Foto: Josh Applegate/unsplash.com
Kalendarisch liegen der Equal Pay Day am 10.03., Symbol für die schlechtere Bezahlung der Frauen, und der Josefitag am 19.03. nah beieinander. Auch inhaltlich finden sich interessante Überschneidungen. Impuls von KAB-Diözesanpräses Michael Wagner.
Der Equal Pay Day ist ein symbolisches Datum. Angenommen, Männer und Frauen bekommen den gleichen Stundenlohn: Dann steht der Equal Pay Day für den Tag, bis zu dem Frauen umsonst arbeiten, während Männer schon seit dem 1. Januar für ihre Arbeit bezahlt werden.
Eine Ursache dafür liegt darin, dass Frauen oft sogenannte „unsichtbare Arbeit“, auf Englisch „emotional work“, verrichten.
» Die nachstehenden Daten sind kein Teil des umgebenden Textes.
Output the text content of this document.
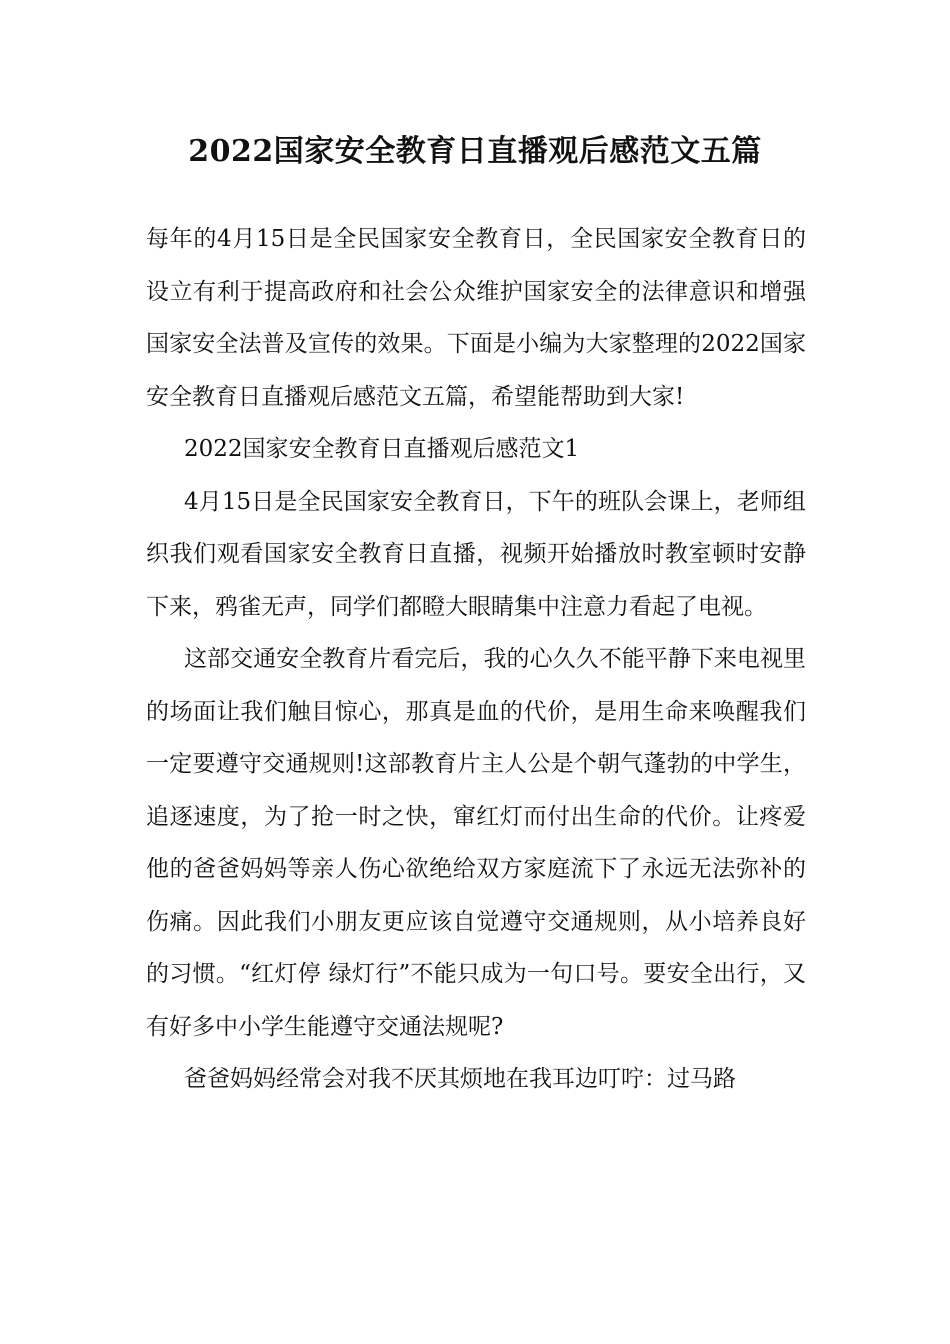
2022国家安全教育日直播观后感范文五篇

每年的4月15日是全民国家安全教育日，全民国家安全教育日的设立有利于提高政府和社会公众维护国家安全的法律意识和增强国家安全法普及宣传的效果。下面是小编为大家整理的2022国家安全教育日直播观后感范文五篇，希望能帮助到大家!

2022国家安全教育日直播观后感范文1

4月15日是全民国家安全教育日，下午的班队会课上，老师组织我们观看国家安全教育日直播，视频开始播放时教室顿时安静下来，鸦雀无声，同学们都瞪大眼睛集中注意力看起了电视。

这部交通安全教育片看完后，我的心久久不能平静下来电视里的场面让我们触目惊心，那真是血的代价，是用生命来唤醒我们一定要遵守交通规则!这部教育片主人公是个朝气蓬勃的中学生，追逐速度，为了抢一时之快，窜红灯而付出生命的代价。让疼爱他的爸爸妈妈等亲人伤心欲绝给双方家庭流下了永远无法弥补的伤痛。因此我们小朋友更应该自觉遵守交通规则，从小培养良好的习惯。“红灯停 绿灯行”不能只成为一句口号。要安全出行，又有好多中小学生能遵守交通法规呢?

爸爸妈妈经常会对我不厌其烦地在我耳边叮咛：过马路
Unsichtbare, emotionale Arbeit – darunter fällt das Erziehen der Kinder, die Führung des Haushaltes, die Pflege von Angehörigen. Alles Arbeiten, die zeitintensiv und persönlich sehr fordernd sein können. Würden sie mit einer ordentlichen Lohnzahlung vergolten werden, würden sie ein Drittel des Bruttoinlandproduktes ausmachen.
Dennoch sind Erziehung, Haushalt und Pflege Tätigkeiten, die „Frau“ auch ohne Ausbildung verrichten kann. Also warum sollen sie dann gut und adäquat bezahlt werden? „Wertschätzung wird überbewertet“. So ist es selbstverständlich, dass Menschen in Pflege- und Erziehungsberufen arbeiten, schlechter bezahlt werden als etwa in der Finanzbranche.
Zudem sind dies auch „typisch weibliche“ Berufe. So ist es ein Skandalon unserer Gesellschaft, dass die Frauen, die das Leben emotional zusammenhalten, den Laden am Laufen halten, weniger verdienen und damit auch weniger Rente erhalten, ja, dass Armut „weiblich“ ist.
Doch gerade jetzt in der Pandemie erleben wir doch, wer unsere Gesellschaft trägt: „Gewöhnliche Menschen, die gewöhnlich vergessen werden“, so beschreibt es Papst Franziskus: „Gewöhnliche Menschen, … die weder in den Schlagzeilen der Zeitungen … noch sonst im Rampenlicht der neuesten Show stehen, die aber heute zweifellos eine bedeutende Seite unserer Geschichte schreiben“ (Patris Corde, Einleitung). Diese Gedanken veranlassten Papst Franziskus dazu, ein Jahr des Heiligen Josefs auszurufen. Ihm ist es ein Herzensanliegen, den zärtlichen Dienst der Nächstenliebe wieder einen ins öffentliche Bewusstsein und Gewissen zurückzuholen.
Dass er dazu den Heiligen Josef als Vorbild erwählt hat, hat sicher auch damit zu tun, dass Papst Franziskus am Josefitag 2013 in sein Amt als Bischof von Rom eingeführt worden ist. In seiner Ansprache fordert er auf, es zu wagen, Zärtlichkeit zu leben. Denn Zärtlichkeit „deutet auf eine Seelenstärke“ hin. Und dass er Josef als Vorbild wählt, ist eine Nachricht gerade auch an das vermeintlich starke Geschlecht. Denn alle Macht, die ausgeübt wird, so mahnt Franziskus, hat sich daran zu messen, inwieweit sie ein Hüter dafür ist, dass Güte und Zärtlichkeit gelebt werden.
Liebe ist stark, weil sie zart ist. Sich dafür stark zu machen, ist lebensnotwendig. Denn erst dann, wenn der Equal Pay Day – wie es die KAB fordert – verschoben wird und am 1. Januar gefeiert werden kann, sind Frauen und Männer gleichberechtigt. Nicht zufällig ist der 1. Januar auch der Weltfriedenstag. Frieden ist nur möglich, wenn alle Menschen gleich sind.